Counting Tao - Omer 26

Today’s Omer theme is humility and grace in eternal victory and endurance. (See comments below for more on the Omer)

Before and after meditating today, I read chapter 53 from the The Lao Tzu (See comments below for full text)

The connections between the reading in the Tao and the theme of the Counting of the Omer continue today - as they both seem to be reminding us of the temporary nature of things, and the importance of humility in finding something enduring.

As I meditated this morning, aiming to breathe past all of the distractions and try to find some solid ground on something that could be called enduring, I found myself seeing my attention stray after the things that shine brightly, but usually only for a moment in real time.

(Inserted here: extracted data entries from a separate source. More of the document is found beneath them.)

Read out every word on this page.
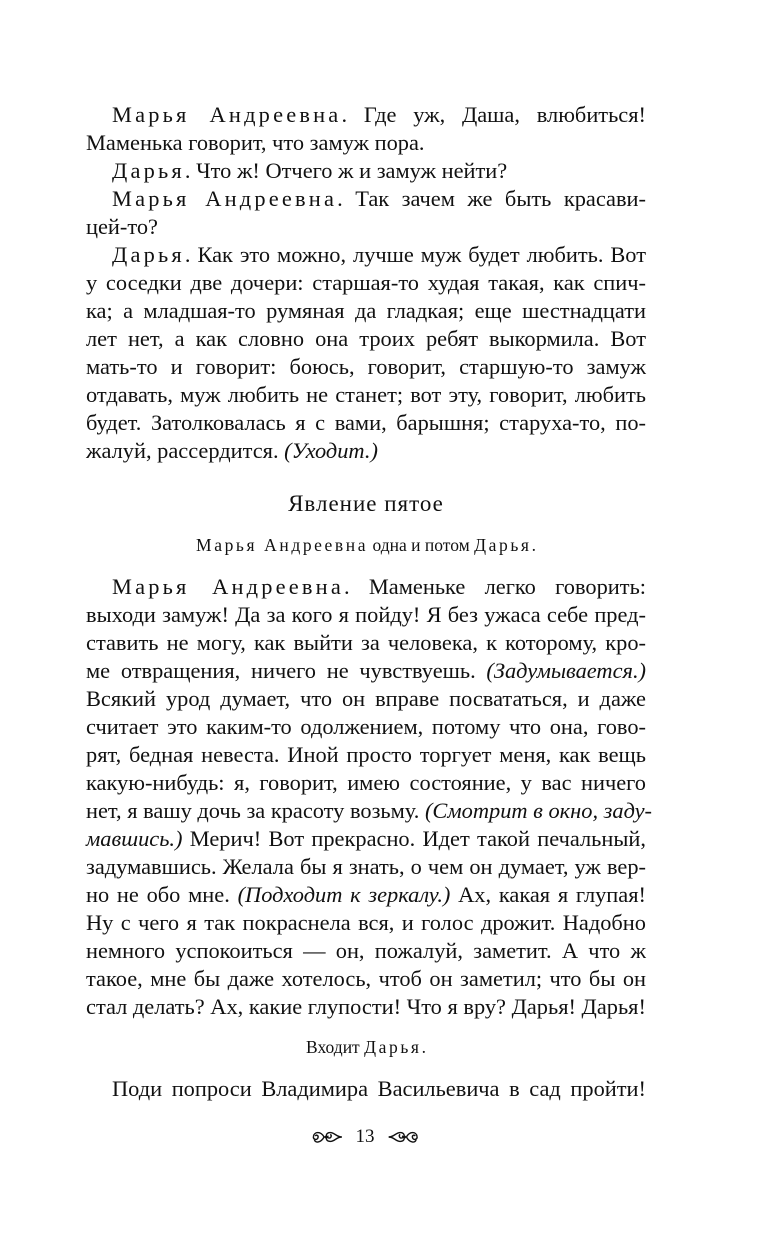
Марья Андреевна. Где уж, Даша, влюбиться!
Маменька говорит, что замуж пора.
Дарья. Что ж! Отчего ж и замуж нейти?
Марья Андреевна. Так зачем же быть красави-
цей-то?
Дарья. Как это можно, лучше муж будет любить. Вот
у соседки две дочери: старшая-то худая такая, как спич-
ка; а младшая-то румяная да гладкая; еще шестнадцати
лет нет, а как словно она троих ребят выкормила. Вот
мать-то и говорит: боюсь, говорит, старшую-то замуж
отдавать, муж любить не станет; вот эту, говорит, любить
будет. Затолковалась я с вами, барышня; старуха-то, по-
жалуй, рассердится. (Уходит.)
Явление пятое
Марья Андреевна одна и потом Дарья.
Марья Андреевна. Маменьке легко говорить:
выходи замуж! Да за кого я пойду! Я без ужаса себе пред-
ставить не могу, как выйти за человека, к которому, кро-
ме отвращения, ничего не чувствуешь. (Задумывается.)
Всякий урод думает, что он вправе посвататься, и даже
считает это каким-то одолжением, потому что она, гово-
рят, бедная невеста. Иной просто торгует меня, как вещь
какую-нибудь: я, говорит, имею состояние, у вас ничего
нет, я вашу дочь за красоту возьму. (Смотрит в окно, заду-
мавшись.) Мерич! Вот прекрасно. Идет такой печальный,
задумавшись. Желала бы я знать, о чем он думает, уж вер-
но не обо мне. (Подходит к зеркалу.) Ах, какая я глупая!
Ну с чего я так покраснела вся, и голос дрожит. Надобно
немного успокоиться — он, пожалуй, заметит. А что ж
такое, мне бы даже хотелось, чтоб он заметил; что бы он
стал делать? Ах, какие глупости! Что я вру? Дарья! Дарья!
Входит Дарья.
Поди попроси Владимира Васильевича в сад пройти!
13
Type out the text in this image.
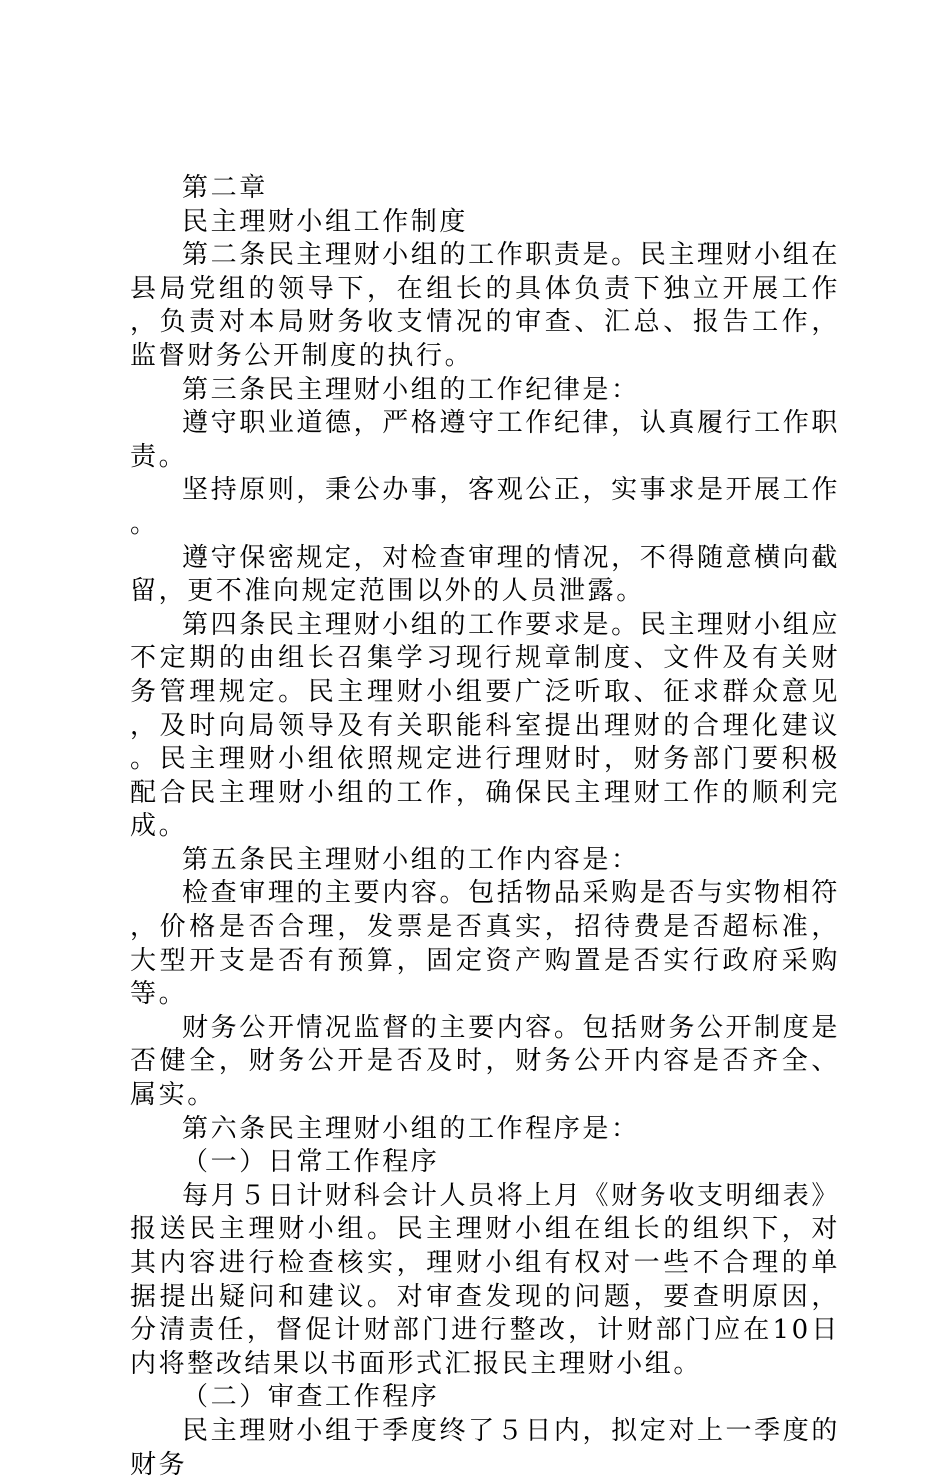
第二章

民主理财小组工作制度

第二条民主理财小组的工作职责是。民主理财小组在县局党组的领导下，在组长的具体负责下独立开展工作，负责对本局财务收支情况的审查、汇总、报告工作，监督财务公开制度的执行。

第三条民主理财小组的工作纪律是：

遵守职业道德，严格遵守工作纪律，认真履行工作职责。

坚持原则，秉公办事，客观公正，实事求是开展工作。

遵守保密规定，对检查审理的情况，不得随意横向截留，更不准向规定范围以外的人员泄露。

第四条民主理财小组的工作要求是。民主理财小组应不定期的由组长召集学习现行规章制度、文件及有关财务管理规定。民主理财小组要广泛听取、征求群众意见，及时向局领导及有关职能科室提出理财的合理化建议。民主理财小组依照规定进行理财时，财务部门要积极配合民主理财小组的工作，确保民主理财工作的顺利完成。

第五条民主理财小组的工作内容是：

检查审理的主要内容。包括物品采购是否与实物相符，价格是否合理，发票是否真实，招待费是否超标准，大型开支是否有预算，固定资产购置是否实行政府采购等。

财务公开情况监督的主要内容。包括财务公开制度是否健全，财务公开是否及时，财务公开内容是否齐全、属实。

第六条民主理财小组的工作程序是：

（一）日常工作程序

每月５日计财科会计人员将上月《财务收支明细表》报送民主理财小组。民主理财小组在组长的组织下，对其内容进行检查核实，理财小组有权对一些不合理的单据提出疑问和建议。对审查发现的问题，要查明原因，分清责任，督促计财部门进行整改，计财部门应在10日内将整改结果以书面形式汇报民主理财小组。

（二）审查工作程序

民主理财小组于季度终了５日内，拟定对上一季度的财务
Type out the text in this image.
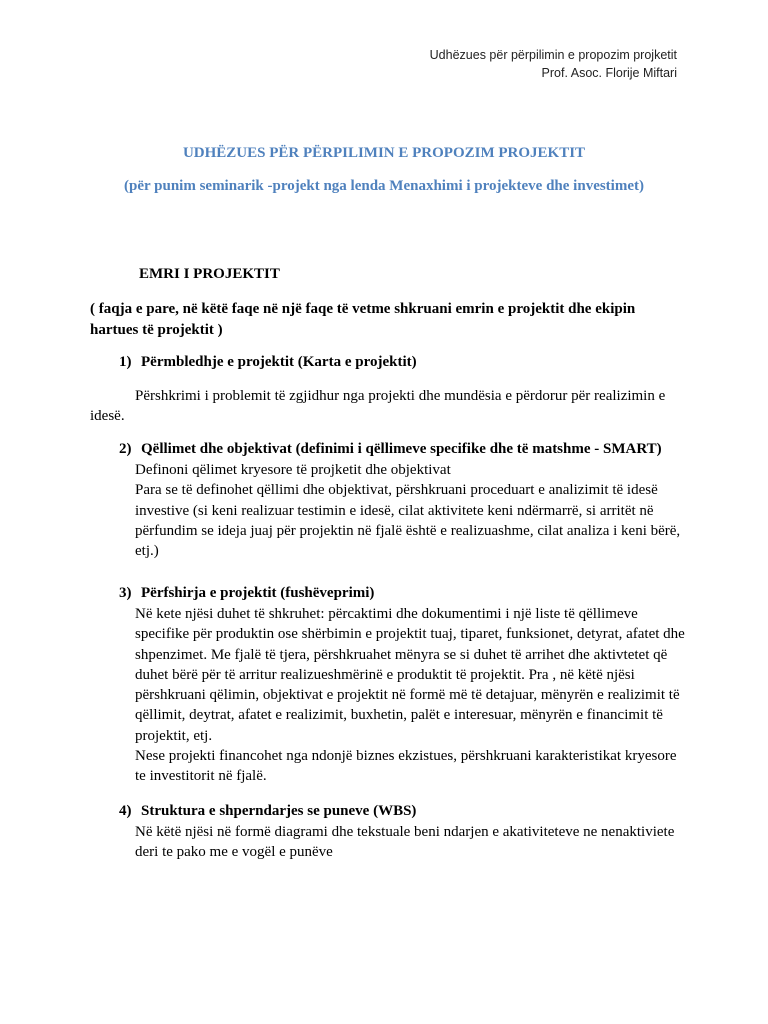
Udhëzues për përpilimin e propozim projketit
Prof. Asoc. Florije Miftari
UDHËZUES PËR PËRPILIMIN E PROPOZIM PROJEKTIT
(për punim seminarik -projekt nga lenda Menaxhimi i projekteve dhe investimet)
EMRI I PROJEKTIT
( faqja e pare, në këtë faqe në një faqe të vetme shkruani emrin e projektit dhe ekipin hartues të projektit )
1) Përmbledhje e projektit (Karta e projektit)
Përshkrimi i problemit të zgjidhur nga projekti dhe mundësia e përdorur për realizimin e idesë.
2) Qëllimet dhe objektivat (definimi i qëllimeve specifike dhe të matshme - SMART)
Definoni qëlimet kryesore të projketit dhe objektivat
Para se të definohet qëllimi dhe objektivat, përshkruani proceduart e analizimit të idesë investive (si keni realizuar testimin e idesë, cilat aktivitete keni ndërmarrë, si arritët në përfundim se ideja juaj për projektin në fjalë është e realizuashme, cilat analiza i keni bërë, etj.)
3) Përfshirja e projektit (fushëveprimi)
Në kete njësi duhet të shkruhet: përcaktimi dhe dokumentimi i një liste të qëllimeve specifike për produktin ose shërbimin e projektit tuaj, tiparet, funksionet, detyrat, afatet dhe shpenzimet. Me fjalë të tjera, përshkruahet mënyra se si duhet të arrihet dhe aktivtetet që duhet bërë për të arritur realizueshmërinë e produktit të projektit. Pra , në këtë njësi përshkruani qëlimin, objektivat e projektit në formë më të detajuar, mënyrën e realizimit të qëllimit, deytrat, afatet e realizimit, buxhetin, palët e interesuar, mënyrën e financimit të projektit, etj.
Nese projekti financohet nga ndonjë biznes ekzistues, përshkruani karakteristikat kryesore te investitorit në fjalë.
4) Struktura e shperndarjes se puneve (WBS)
Në këtë njësi në formë diagrami dhe tekstuale beni ndarjen e akativiteteve ne nenaktiviete deri te pako me e vogël e punëve
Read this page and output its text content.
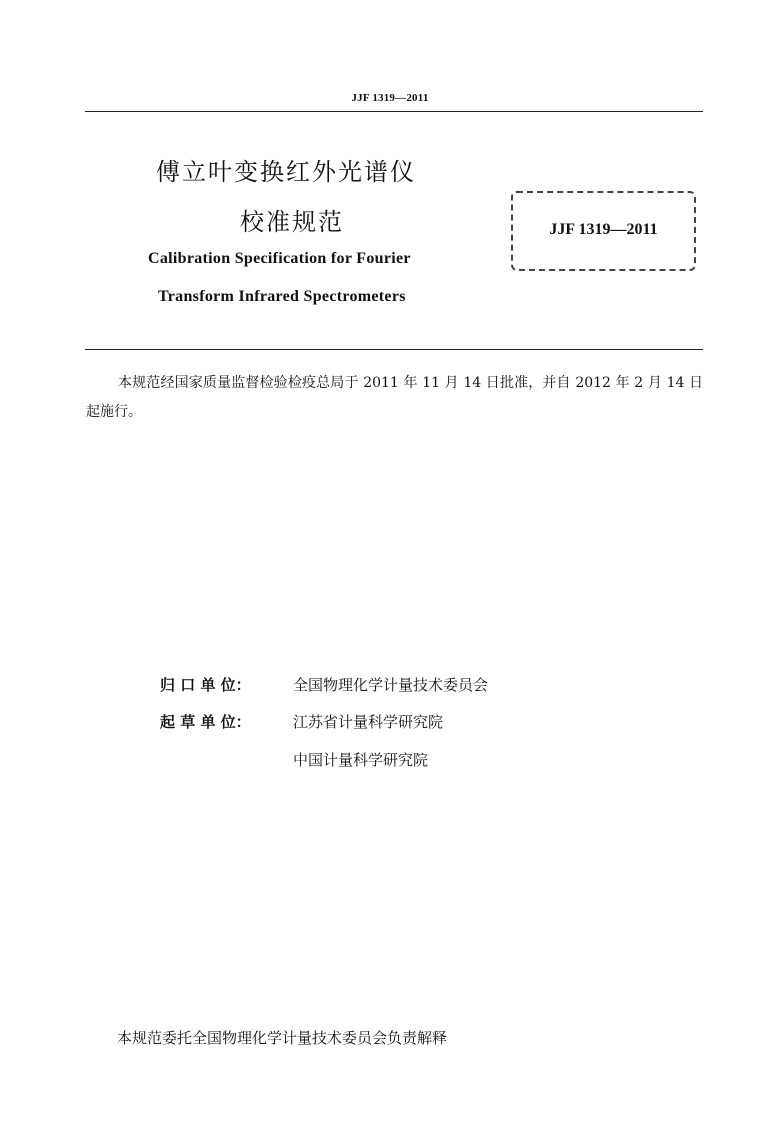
JJF 1319—2011
傅立叶变换红外光谱仪
校准规范
Calibration Specification for Fourier
Transform Infrared Spectrometers
JJF 1319—2011
本规范经国家质量监督检验检疫总局于 2011 年 11 月 14 日批准，并自 2012 年 2 月 14 日起施行。
归 口 单 位：	全国物理化学计量技术委员会
起 草 单 位：	江苏省计量科学研究院
中国计量科学研究院
本规范委托全国物理化学计量技术委员会负责解释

In this challenging environment, I learn a bit from this Counting tradition in Judaism that directs us to “count up” to the next holiday. We are not wishing away the numbers, hoping for them to diminish to that destination of “zero”, when “it happens”. Rather, we are trying to see each day as leading to the next, a moment connected to that which has passed upon which we can build, a little.

Each of our days contributes to our whole, and our whole is still so small in relation to the immensity of time and space around us. It is from some sense of smallness that we may be able to find our way to participating in that which endures past the now.

Wishing everyone a good day.


[From The Lao Tzu (Tao-Te Ching) as found in Wing-Tsit Chan (translator and compiler), A Source Book in Chinese Philosophy, (1963), page 164-165, slightly adapted by Jonathan Freirich]


53.
If I had but little knowledge
I should, in walking on a broad way,
Fear getting off the road.
Broad ways are extremely even,
But people are fond of by-paths.
The courts are exceedingly splendid,
While the fields are exceedingly weedy,
And the granaries are exceedingly empty.
Elegant clothes are worn,
Sharp weapons are carried,
Food and drinks are enjoyed beyond limit,
And wealth and treasures are accumulated in excess.
This is robbery and extravagance.
This is indeed not Tao (the way).


About the Counting of the Omer in the Jewish holiday cycle:

Today is twenty-six days, which is three weeks and five days of the Counting of the Omer - a time when many Jews note each day between the Second Day of Passover, the celebration of freedom, and the next major holiday, Shavuot, or “weeks”, when Jews celebrate the covenant given at Mount Sinai. Each of the seven weeks and each of the seven days in these weeks correspond to a particular “sefirah” or “sphere”, or perhaps better, “a divine emanation/human aspiration”. These themes allow us to reflect on the days as we move from liberation to revelation in the Jewish calendar.

Today’s Omer theme is humility and grace (“netzach”) in the week of eternal victory and endurance (“netzach”).